Vous avez donc fait des savoirs traditionnels votre combat principal. Vous voulez valoriser ces connaissances en associant totalement les populations. Qu’en est-il des terres, des ressources naturelles, de la culture ? Est-ce qu’elles sont protégées, valorisées ?

« En fait c’est un ensemble, expression culturelle, pratiques culturelles. Par exemple, on a un geste coutumier que l’on fait quotidiennement quand on arrive chez quelqu’un. Cela a une symbolique. On a tous nos totems. Nous, on vit avec nos animaux, nos plantes, notre mer, notre eau. Quand on fait un geste coutumier, c’est pour dire, on arrive avec tout cela avec nous, et on vient vous expliquer d’où on vient. C’est un geste d’humilité aussi. On va se dire, il y a une histoire dans ce lieu : notre lien à la terre. Quand vous arrivez en Nouvelle-Calédonie maintenant, vous pouvez vous acheter un tissu à Nouméa, et vous allez dire que vous allez faire la coutume avec ce tissu, qui comporte des dessins de fleurs. Nous, on le faisait avec des nattes tressées en Pandanus, ou des Tapas, qui sont faits à base de racines de plantes. Donc en fait, c’est une appropriation culturelle qui permet aux entreprises commerciales de Nouméa de se faire de l’argent. Pour nous, il y a sur tous les niveaux des appropriations culturelles. Comment stopper cela ? L’idée est qu’on puisse essayer de protéger, à partir d’éléments juridiques, pour qu’il y ait une retombée économique pour les peuples kanaks. Car c’est vraiment une pratique qui se fait traditionnellement par le peuple kanak, et pas par un autre peuple. »

Dans le plaidoyer que vous avez soutenu devant l’ONU, quelle a été votre demande, votre revendication ?

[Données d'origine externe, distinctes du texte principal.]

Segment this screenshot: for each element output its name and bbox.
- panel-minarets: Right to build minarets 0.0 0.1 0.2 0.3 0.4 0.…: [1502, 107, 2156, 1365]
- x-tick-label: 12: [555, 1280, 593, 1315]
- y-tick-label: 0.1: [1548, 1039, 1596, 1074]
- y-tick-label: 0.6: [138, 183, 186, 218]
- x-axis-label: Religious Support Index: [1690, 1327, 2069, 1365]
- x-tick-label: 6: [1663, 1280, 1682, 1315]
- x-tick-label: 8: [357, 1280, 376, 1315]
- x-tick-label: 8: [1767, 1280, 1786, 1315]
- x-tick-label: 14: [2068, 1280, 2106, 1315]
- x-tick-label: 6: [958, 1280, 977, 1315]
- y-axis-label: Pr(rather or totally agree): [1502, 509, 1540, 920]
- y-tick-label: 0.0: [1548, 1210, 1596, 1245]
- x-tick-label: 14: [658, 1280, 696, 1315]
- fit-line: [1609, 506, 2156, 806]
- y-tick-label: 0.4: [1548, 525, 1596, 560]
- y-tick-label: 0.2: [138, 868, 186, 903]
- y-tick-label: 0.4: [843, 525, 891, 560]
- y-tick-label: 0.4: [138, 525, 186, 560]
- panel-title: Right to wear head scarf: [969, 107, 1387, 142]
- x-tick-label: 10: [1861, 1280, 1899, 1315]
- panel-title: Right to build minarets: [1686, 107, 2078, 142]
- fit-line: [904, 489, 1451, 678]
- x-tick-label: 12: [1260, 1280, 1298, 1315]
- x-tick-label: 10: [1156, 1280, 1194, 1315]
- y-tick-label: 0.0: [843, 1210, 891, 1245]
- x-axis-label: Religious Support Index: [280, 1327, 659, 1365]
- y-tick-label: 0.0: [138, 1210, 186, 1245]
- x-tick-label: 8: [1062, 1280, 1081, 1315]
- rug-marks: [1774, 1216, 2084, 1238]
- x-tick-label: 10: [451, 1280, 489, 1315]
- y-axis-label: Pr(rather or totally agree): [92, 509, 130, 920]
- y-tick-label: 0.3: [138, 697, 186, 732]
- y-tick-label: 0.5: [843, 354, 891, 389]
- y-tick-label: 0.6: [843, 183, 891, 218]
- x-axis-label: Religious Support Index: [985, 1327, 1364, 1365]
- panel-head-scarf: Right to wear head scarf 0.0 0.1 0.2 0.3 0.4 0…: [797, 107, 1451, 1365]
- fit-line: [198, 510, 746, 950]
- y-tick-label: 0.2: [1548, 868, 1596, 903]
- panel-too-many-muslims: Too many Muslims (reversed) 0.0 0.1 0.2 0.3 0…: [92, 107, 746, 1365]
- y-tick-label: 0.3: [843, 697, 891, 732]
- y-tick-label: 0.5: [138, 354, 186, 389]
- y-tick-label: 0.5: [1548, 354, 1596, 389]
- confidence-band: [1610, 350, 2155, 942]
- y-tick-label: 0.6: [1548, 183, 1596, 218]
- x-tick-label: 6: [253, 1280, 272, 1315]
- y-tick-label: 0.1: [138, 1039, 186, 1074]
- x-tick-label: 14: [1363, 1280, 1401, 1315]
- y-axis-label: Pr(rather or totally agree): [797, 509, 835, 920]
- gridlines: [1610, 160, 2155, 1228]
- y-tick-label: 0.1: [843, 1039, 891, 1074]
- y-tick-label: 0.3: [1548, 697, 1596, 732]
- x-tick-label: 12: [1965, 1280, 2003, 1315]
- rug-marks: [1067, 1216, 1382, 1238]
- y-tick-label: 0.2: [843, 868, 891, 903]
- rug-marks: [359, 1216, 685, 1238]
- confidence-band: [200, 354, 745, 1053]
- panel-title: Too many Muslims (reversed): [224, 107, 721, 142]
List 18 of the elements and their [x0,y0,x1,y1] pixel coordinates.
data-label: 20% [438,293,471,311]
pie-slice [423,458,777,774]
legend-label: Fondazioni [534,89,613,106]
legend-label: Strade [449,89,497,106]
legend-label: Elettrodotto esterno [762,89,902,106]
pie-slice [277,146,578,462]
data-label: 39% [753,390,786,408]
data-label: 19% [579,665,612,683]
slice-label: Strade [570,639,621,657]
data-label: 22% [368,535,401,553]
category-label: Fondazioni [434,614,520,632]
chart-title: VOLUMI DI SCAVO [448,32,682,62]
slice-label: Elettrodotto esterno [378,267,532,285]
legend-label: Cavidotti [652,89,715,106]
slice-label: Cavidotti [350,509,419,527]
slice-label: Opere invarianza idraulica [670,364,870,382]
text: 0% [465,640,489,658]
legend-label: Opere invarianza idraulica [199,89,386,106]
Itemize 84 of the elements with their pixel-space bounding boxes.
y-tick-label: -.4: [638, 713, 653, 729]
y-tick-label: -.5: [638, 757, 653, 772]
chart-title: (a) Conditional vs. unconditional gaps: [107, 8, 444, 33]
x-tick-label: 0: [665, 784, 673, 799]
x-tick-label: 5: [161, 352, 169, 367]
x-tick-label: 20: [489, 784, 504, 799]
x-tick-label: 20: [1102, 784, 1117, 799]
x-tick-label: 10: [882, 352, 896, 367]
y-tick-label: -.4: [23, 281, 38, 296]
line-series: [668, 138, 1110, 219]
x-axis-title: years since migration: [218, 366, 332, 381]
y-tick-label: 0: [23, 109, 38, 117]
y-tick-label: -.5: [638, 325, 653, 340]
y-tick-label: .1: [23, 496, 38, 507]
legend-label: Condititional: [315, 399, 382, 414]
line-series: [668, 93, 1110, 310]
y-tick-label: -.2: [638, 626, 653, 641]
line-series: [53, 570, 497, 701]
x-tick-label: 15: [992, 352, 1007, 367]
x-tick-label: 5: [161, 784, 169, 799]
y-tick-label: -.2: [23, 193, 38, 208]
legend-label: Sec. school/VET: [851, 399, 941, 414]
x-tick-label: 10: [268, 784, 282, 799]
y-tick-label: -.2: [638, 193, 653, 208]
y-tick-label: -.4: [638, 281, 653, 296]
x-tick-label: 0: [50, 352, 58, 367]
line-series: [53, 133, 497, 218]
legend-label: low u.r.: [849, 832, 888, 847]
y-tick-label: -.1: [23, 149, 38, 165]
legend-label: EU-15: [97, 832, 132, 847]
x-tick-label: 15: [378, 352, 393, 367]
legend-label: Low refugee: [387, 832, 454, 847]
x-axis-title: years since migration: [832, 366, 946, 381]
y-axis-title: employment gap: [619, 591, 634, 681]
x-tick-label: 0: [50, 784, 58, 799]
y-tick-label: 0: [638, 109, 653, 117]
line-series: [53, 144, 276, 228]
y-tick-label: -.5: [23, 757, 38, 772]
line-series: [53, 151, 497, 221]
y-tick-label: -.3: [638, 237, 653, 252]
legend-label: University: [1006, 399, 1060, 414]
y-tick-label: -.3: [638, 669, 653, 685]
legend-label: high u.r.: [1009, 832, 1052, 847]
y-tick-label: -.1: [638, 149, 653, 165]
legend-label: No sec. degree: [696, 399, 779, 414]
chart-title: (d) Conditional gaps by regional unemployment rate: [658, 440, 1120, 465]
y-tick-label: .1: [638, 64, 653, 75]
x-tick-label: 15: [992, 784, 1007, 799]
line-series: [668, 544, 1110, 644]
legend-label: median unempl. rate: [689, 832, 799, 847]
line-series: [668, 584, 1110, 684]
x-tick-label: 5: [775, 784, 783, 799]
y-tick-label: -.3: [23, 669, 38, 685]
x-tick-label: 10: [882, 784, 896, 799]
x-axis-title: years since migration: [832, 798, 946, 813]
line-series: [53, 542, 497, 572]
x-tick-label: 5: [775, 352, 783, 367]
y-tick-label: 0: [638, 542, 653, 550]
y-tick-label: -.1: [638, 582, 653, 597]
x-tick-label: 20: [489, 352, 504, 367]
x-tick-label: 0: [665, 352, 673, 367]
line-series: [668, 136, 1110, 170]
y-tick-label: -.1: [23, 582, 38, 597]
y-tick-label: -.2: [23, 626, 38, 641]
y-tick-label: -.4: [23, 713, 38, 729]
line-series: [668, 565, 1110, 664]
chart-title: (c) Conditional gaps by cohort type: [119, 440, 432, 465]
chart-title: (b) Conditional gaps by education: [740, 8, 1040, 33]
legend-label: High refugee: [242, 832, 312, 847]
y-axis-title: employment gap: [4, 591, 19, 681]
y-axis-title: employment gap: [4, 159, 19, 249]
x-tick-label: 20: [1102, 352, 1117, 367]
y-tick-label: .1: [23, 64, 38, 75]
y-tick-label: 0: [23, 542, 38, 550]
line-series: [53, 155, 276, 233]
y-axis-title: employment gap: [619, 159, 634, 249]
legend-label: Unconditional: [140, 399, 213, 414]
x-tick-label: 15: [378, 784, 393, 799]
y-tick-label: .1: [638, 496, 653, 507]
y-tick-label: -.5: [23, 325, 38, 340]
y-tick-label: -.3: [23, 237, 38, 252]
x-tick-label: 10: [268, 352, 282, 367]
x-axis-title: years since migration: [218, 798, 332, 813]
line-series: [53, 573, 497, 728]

« Sur les savoirs traditionnels, la grande question est la prise en compte du droit des peuples autochtones dans le cadre de consentements libres et éclairés. Cela veut dire que toutes les données qu’on nous communique soient bien expliquées pour que les personnes puissent décider. L’idée est qu’on ne continue plus dans cette logique-là. C’est-à-dire qu’il y ait un gouvernement, un Congrès qui vote les lois. Mais pour nous, il est important de prendre en compte notre Sénat coutumier qui découle des accords de Nouméa. Aujourd’hui on n’a aucun retour sur ce qu’ils ont essayé de mettre en place, notamment la chartre du peuple kanak. La charte du peuple kanak a été un long travail que le Sénat coutumier a mené pendant plusieurs années pour que toutes les chefferries puissent la valider ensemble. Aujourd’hui, cette charte du peuple kanak n’est pas prise en considération par les politiques. La démarche du plaidoyer que l’on a défendu à l’ONU, c’est de dire, on a un Sénat coutumier qui a été mis en place depuis les accords de Nouméa : qu’en est-il de tout ce qu’ils ont proposé comme projet de loi ? A Ikapala, nous travaillons en collaboration avec le Sénat coutumier. L’idée est qu’on puisse évoluer dans ce processus de prise en compte du peuple kanak. C’est l’avenir de notre pays. »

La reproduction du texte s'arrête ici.